Respon Islam terhadap arus intelektual Islam Barat memang berbeda dengan
ketika Islam berhadapan dengan arus intelektualisme hellenis yang dapat
diselesaikan dengan baik. Namanu pada kasus Barat terdapat hambatan
psikolos dalam menerima ide-idenya. Dimana Barat adalah identik dengan
Kristen yang menjadi musuh Islam dalam perang Salib.
Nurcholis majid memberikan pengertian modernisasi dalam Islam sebagai
rasionalisasi yang berarti proses perombakan pola berpikir dari tata lama yang
tidak akliyah kepada pola fikir dan tata kerja baru yang akliyah.(Madjid: 1987.
Pengertian modernisasi sebagai rasionalisasi di sini tidak bermaksud mengatakan
bahwa sebelum rasionalisasi Barat masuk, umat Islam sebagai tidak rasional. Akan tetapi
harus diakui bahwa di dunia Islam sedang terjadi kemandulan intelektual ketika gelombang
modernisasi Barat mengalir ke dalam masyarakat muslim, dan juga diakui bahwa modernisasi
Barat itu dilandasai ilmu pengetahuan rasioanal dan ilmiyah.

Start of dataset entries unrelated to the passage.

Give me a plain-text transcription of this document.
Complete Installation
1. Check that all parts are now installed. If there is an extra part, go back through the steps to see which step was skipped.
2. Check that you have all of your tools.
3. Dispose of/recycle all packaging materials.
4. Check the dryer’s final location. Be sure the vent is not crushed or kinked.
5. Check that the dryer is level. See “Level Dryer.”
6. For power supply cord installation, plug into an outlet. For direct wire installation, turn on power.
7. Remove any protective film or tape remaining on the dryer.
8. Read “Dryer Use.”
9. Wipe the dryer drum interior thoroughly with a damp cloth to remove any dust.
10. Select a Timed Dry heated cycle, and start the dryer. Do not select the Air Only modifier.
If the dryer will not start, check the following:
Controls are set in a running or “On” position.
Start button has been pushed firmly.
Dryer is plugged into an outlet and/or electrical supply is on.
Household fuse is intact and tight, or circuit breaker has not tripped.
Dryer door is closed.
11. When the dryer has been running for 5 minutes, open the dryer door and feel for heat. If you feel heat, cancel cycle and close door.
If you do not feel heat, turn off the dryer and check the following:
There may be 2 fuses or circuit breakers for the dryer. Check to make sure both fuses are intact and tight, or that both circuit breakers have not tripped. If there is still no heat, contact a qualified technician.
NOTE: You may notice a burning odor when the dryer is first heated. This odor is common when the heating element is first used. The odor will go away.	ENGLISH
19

Mengakhiri perbincangan kita tentang makna pembaharuan, penulis kemukakan
pendapat Harun Nasution (1989). Pembaharuan adalah pemikiran, aliran, gerakan dan usaha-
usaha untuk mengubah paham-paham dan adat istiadat, institusi lama, dan lain-lain untuk
disesuaikan dengan perkembangan zaman dan paham-paham baru yang terjaadi sebagai
akibat dari perkembangan ilmu pengetahuan dan teknologi.

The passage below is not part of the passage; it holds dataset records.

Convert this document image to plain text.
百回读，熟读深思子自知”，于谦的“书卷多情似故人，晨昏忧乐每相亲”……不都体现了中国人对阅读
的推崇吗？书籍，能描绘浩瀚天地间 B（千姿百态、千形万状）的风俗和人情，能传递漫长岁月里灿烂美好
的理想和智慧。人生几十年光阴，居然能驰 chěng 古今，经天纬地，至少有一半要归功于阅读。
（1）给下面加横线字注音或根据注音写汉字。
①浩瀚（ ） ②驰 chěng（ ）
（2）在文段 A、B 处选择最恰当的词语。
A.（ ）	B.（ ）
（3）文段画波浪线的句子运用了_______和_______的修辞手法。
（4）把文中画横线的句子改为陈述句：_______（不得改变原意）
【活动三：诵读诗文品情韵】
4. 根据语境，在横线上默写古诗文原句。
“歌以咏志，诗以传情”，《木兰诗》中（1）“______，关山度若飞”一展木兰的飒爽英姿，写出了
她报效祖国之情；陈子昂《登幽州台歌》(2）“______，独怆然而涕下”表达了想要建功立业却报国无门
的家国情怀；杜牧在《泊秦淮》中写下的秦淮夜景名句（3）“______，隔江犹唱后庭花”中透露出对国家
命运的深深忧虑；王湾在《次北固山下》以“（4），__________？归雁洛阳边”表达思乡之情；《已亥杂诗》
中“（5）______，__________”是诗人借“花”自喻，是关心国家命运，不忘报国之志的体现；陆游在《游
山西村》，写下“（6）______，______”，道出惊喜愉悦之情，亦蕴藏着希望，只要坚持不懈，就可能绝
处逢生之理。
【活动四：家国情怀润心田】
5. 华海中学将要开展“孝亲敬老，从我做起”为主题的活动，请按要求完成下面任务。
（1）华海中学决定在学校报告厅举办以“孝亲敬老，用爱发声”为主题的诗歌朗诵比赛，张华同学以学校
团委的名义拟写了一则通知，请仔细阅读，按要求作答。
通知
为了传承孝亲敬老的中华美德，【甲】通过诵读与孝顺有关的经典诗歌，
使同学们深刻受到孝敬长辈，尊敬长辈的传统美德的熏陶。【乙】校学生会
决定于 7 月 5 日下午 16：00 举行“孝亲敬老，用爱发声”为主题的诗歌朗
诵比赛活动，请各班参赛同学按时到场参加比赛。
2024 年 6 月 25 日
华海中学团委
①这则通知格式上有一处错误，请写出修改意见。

Sedangkan apa yang penulis maksudkan sebagai pembaharuan pendidikan dalam
tulisan ini adalah pembaharuan pendidikan dalam pengertian modernisasi atau suatu gerakan
pembaharuan dalam pendidikan Islam yang terjadi akibat pertemuan Islam dengan Barat.

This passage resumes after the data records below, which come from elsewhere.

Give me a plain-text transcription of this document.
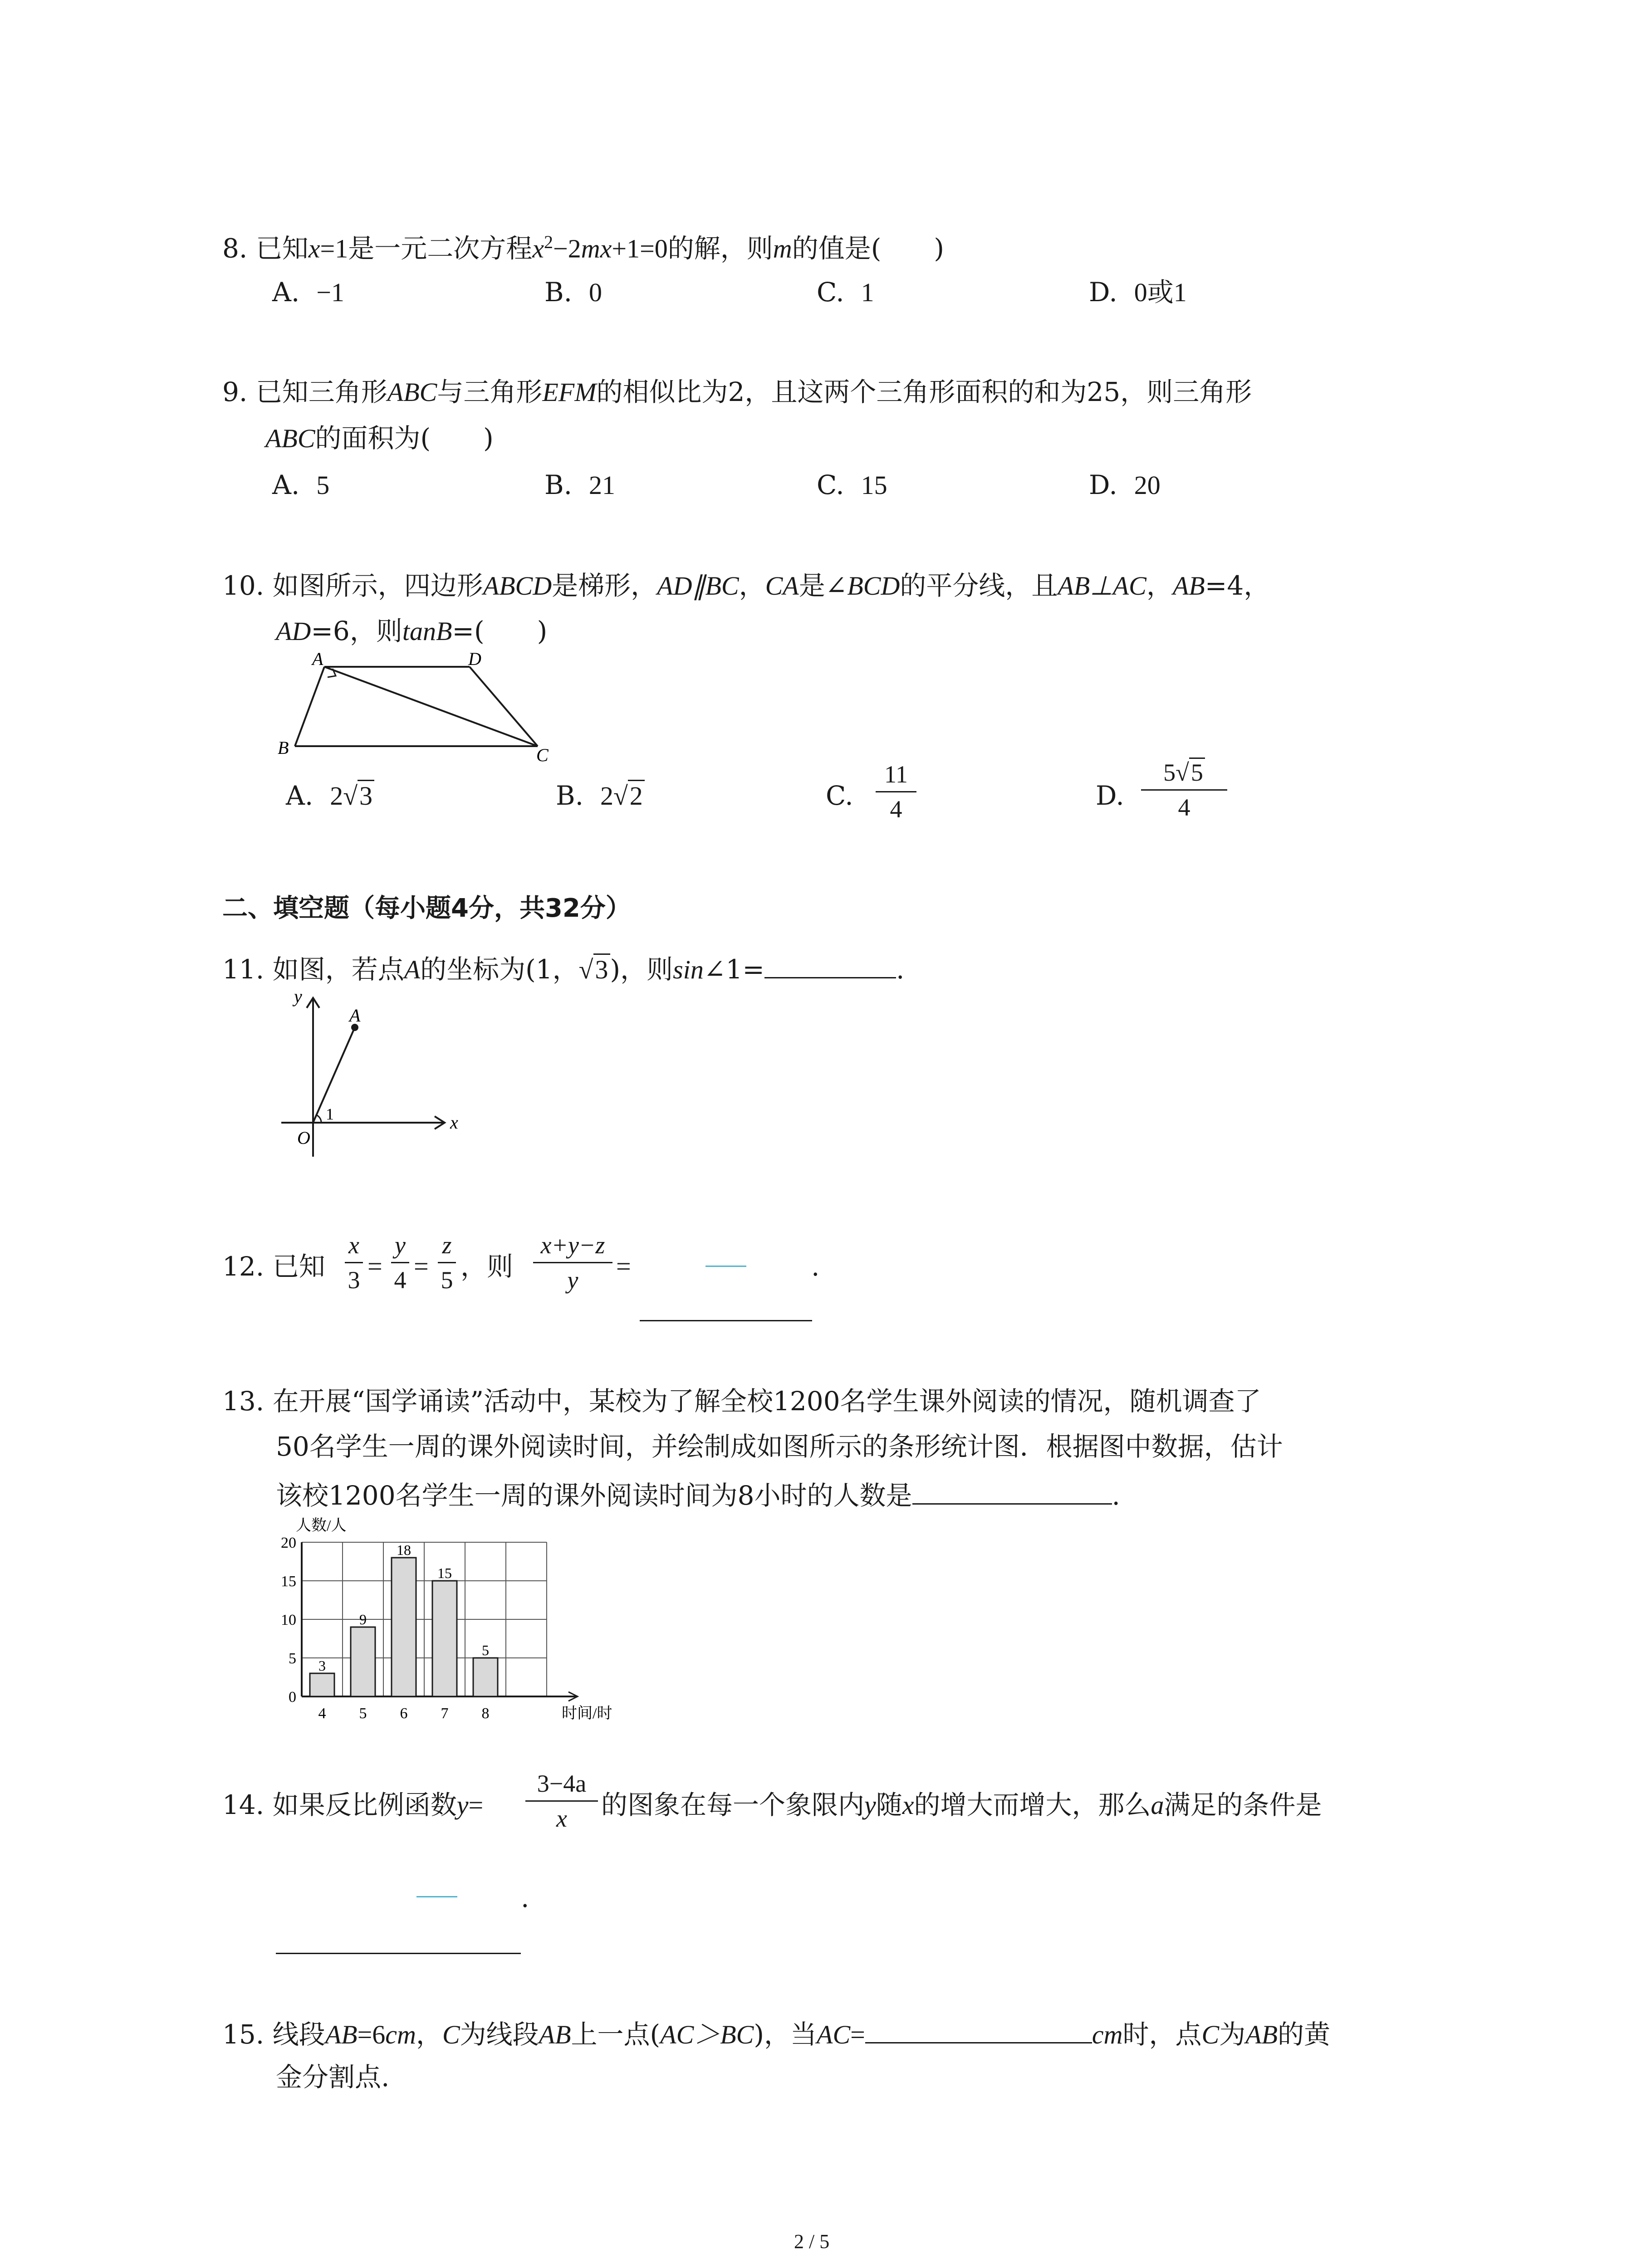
8. 已知x=1是一元二次方程$x^2-2mx+1=0$的解，则m的值是(　　)
A. −1	B. 0	C. 1	D. 0或1
9. 已知三角形ABC与三角形EFM的相似比为2，且这两个三角形面积的和为25，则三角形
ABC的面积为(　　)
A. 5	B. 21	C. 15	D. 20
10. 如图所示，四边形ABCD是梯形，AD∥BC，CA是∠BCD的平分线，且AB⊥AC，AB=4，
AD=6，则tanB=(　　)
A	D
B	C
A. 2√3	B. 2√2	C.
11
4	D.
5√5
4
二、填空题（每小题4分，共32分）
11. 如图，若点A的坐标为(1，√3)，则sin∠1=	.
y
x
O
A
1
12. 已知
x
3 =
y
4 =
z
5 ，则
x+y−z
y	=	.
13. 在开展“国学诵读”活动中，某校为了解全校1200名学生课外阅读的情况，随机调查了
50名学生一周的课外阅读时间，并绘制成如图所示的条形统计图．根据图中数据，估计
该校1200名学生一周的课外阅读时间为8小时的人数是	.
3
9
18
15
5
0
5
10
15
20
4 5 6 7 8
人数/人
时间/时
14. 如果反比例函数y=
3−4a
x	的图象在每一个象限内y随x的增大而增大，那么a满足的条件是
.
15. 线段AB=6cm，C为线段AB上一点(AC＞BC)，当AC=	cm时，点C为AB的黄
金分割点.
2 / 5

Azyumardi Azra dalam Kata Pengantar buku “Pendidikan Tinggi Dalam Islam” oleh
Charles Michael Stanton mengatakan sejauh menyangkut pendidikan, pembaharuan yang
dilakukan di Turki dan di Mesir, sebagaian besar tidak langsung diarahkan kepada lembaga-
lembaga Pendidikan Islam itu sendiri. Yang disebut dalam literatur sebagai Pembaharuan
Pendidikan pada esensinya adalah pembaharuan pemikiran dan prespektif intelektual,
khususnya melalui penerjemahan literatur Eropa yang dipandang esensial ke dalam bahasa
Arab, atau melalui pengiriman sejumlah duta dan mahasiswa yang ditugaskan mengenai
pendidikan Eropa yang merupakan salah satu “rahasia keunggulan mereka”.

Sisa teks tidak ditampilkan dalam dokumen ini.